Sam and I were planning, after dinner, to take the train from Mestre back to Venice to see Carnivale at night time (and just to have a chance to wear our masks). Yet again, though, Venice decided to kick us while we were down. The automatic ticket machines refused to sell us a ticket, and the ticket tellers themselves had gone home for the night. Frustrated at this point beyond all belief, we decided make our own fun at the hotel.

We felt much better after the purchase of wine and excessive amounts of chocolate. We then retired to our hotel room with our roommates and proceeded to watch the Olympics, making fun of their names and respective sports, and discussing our own childhood Olympic dreams.

Trains be damned, I was going to wear my mask somewhere!

The next morning, we were supposed to be packed and ready to get on the buses at 10 AM. After waiting in an excessively long line for the breakfast at the hotel, my roommates and I were a teeny bit late getting downstairs. Fortunately, (or unfortunately, you decide) due to a "mortal" accident blocking the roads, the buses were late. This later affected us greatly, reducing the amount of time we had to spend at the islands we were supposed to visit, but we were happy at the time not to have missed them completely.
Back to the Tronchetto, we boarded the same boat, bound for the Venetian island of Murano, famous for its glass blowing.

Gillian's bag, stuffed full of food stolen from the hotel breakfast buffet, just to get back at Venice for all that it had put us through so far.

We were given a glass blowing demonstration upon our arrival in Murano, which was quite interesting. The glass blower was obviously very talented, and we were assuredly wowed.

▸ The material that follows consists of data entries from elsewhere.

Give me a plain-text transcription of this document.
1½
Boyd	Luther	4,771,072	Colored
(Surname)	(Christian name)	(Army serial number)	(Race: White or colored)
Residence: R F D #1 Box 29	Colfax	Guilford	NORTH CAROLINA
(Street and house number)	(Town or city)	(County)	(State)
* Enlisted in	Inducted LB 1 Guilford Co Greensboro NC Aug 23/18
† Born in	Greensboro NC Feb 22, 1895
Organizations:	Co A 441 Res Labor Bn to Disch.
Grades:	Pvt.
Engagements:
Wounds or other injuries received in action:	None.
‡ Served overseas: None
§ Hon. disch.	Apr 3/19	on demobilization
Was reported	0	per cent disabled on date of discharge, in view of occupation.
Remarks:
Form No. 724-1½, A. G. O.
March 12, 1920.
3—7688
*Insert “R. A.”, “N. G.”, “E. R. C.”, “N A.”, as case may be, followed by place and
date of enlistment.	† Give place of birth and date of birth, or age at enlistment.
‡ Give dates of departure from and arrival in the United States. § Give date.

He made this horse, as well as a vase.

After being given all of 15 minutes to look at the gift shop of the glass factory, we were hustled back onto the boats, and took off for the island of Burano, which is famous for its lace-making as well as its brightly colored houses.

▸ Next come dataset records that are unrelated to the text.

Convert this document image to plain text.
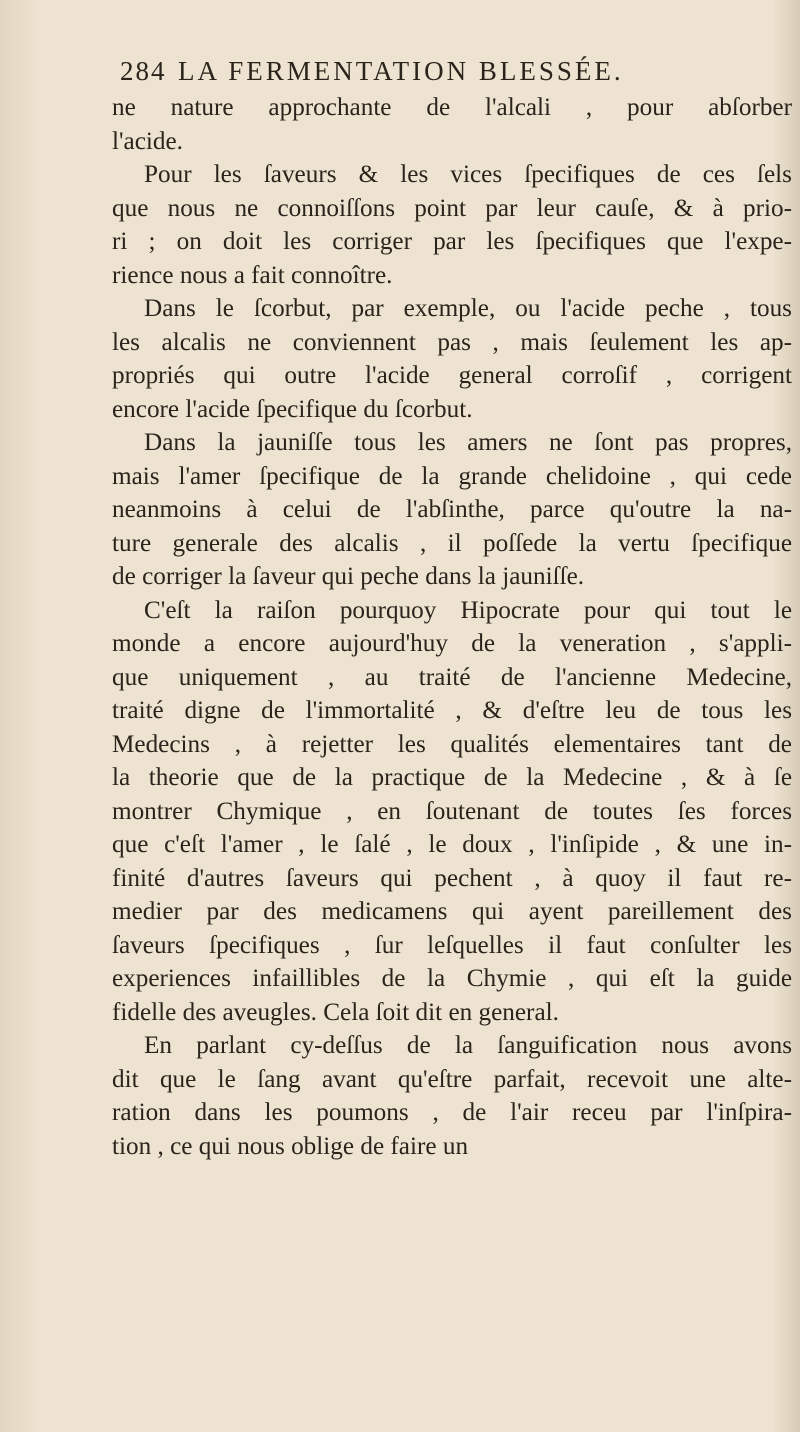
284 LA FERMENTATION BLESSÉE.
ne nature approchante de l'alcali , pour abſorber
l'acide.
Pour les ſaveurs & les vices ſpecifiques de ces ſels
que nous ne connoiſſons point par leur cauſe, & à prio-
ri ; on doit les corriger par les ſpecifiques que l'expe-
rience nous a fait connoître.
Dans le ſcorbut, par exemple, ou l'acide peche , tous
les alcalis ne conviennent pas , mais ſeulement les ap-
propriés qui outre l'acide general corroſif , corrigent
encore l'acide ſpecifique du ſcorbut.
Dans la jauniſſe tous les amers ne ſont pas propres,
mais l'amer ſpecifique de la grande chelidoine , qui cede
neanmoins à celui de l'abſinthe, parce qu'outre la na-
ture generale des alcalis , il poſſede la vertu ſpecifique
de corriger la ſaveur qui peche dans la jauniſſe.
C'eſt la raiſon pourquoy Hipocrate pour qui tout le
monde a encore aujourd'huy de la veneration , s'appli-
que uniquement , au traité de l'ancienne Medecine,
traité digne de l'immortalité , & d'eſtre leu de tous les
Medecins , à rejetter les qualités elementaires tant de
la theorie que de la practique de la Medecine , & à ſe
montrer Chymique , en ſoutenant de toutes ſes forces
que c'eſt l'amer , le ſalé , le doux , l'inſipide , & une in-
finité d'autres ſaveurs qui pechent , à quoy il faut re-
medier par des medicamens qui ayent pareillement des
ſaveurs ſpecifiques , ſur leſquelles il faut conſulter les
experiences infaillibles de la Chymie , qui eſt la guide
fidelle des aveugles. Cela ſoit dit en general.
En parlant cy-deſſus de la ſanguification nous avons
dit que le ſang avant qu'eſtre parfait, recevoit une alte-
ration dans les poumons , de l'air receu par l'inſpira-
tion , ce qui nous oblige de faire un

I could have spent all afternoon here. Much less touristy than Venice or Pisa, it was home to the kind of true Italian restaurants where I feel like I could have gotten a legitimate, authentic Italian meal. Of course, we were given only 45 minutes, enough time to pick up some postcards and scarf down a sandwich, hoping to avoid the same kind of starvation that had occurred the previous day in Venice.

Reluctantly, we all returned to Venice for a couple hours of free time. Surprisingly, the city was MUCH calmer on Sunday than Saturday, even though it was the last official day of Carnivale. We actually got to see the city, getting ourselves lost in a few of the city's smaller alleys.

Yes, that is indeed a doorway that I am touching with the top of my head.

Looking back on the weekend, it is easy to remember its pitfalls, disappointing and frustrating moments, but overall, I had an excellent time. I definitely think, though, that had we gone on any other weekend, the excursion to Venice could have been one of my favorites.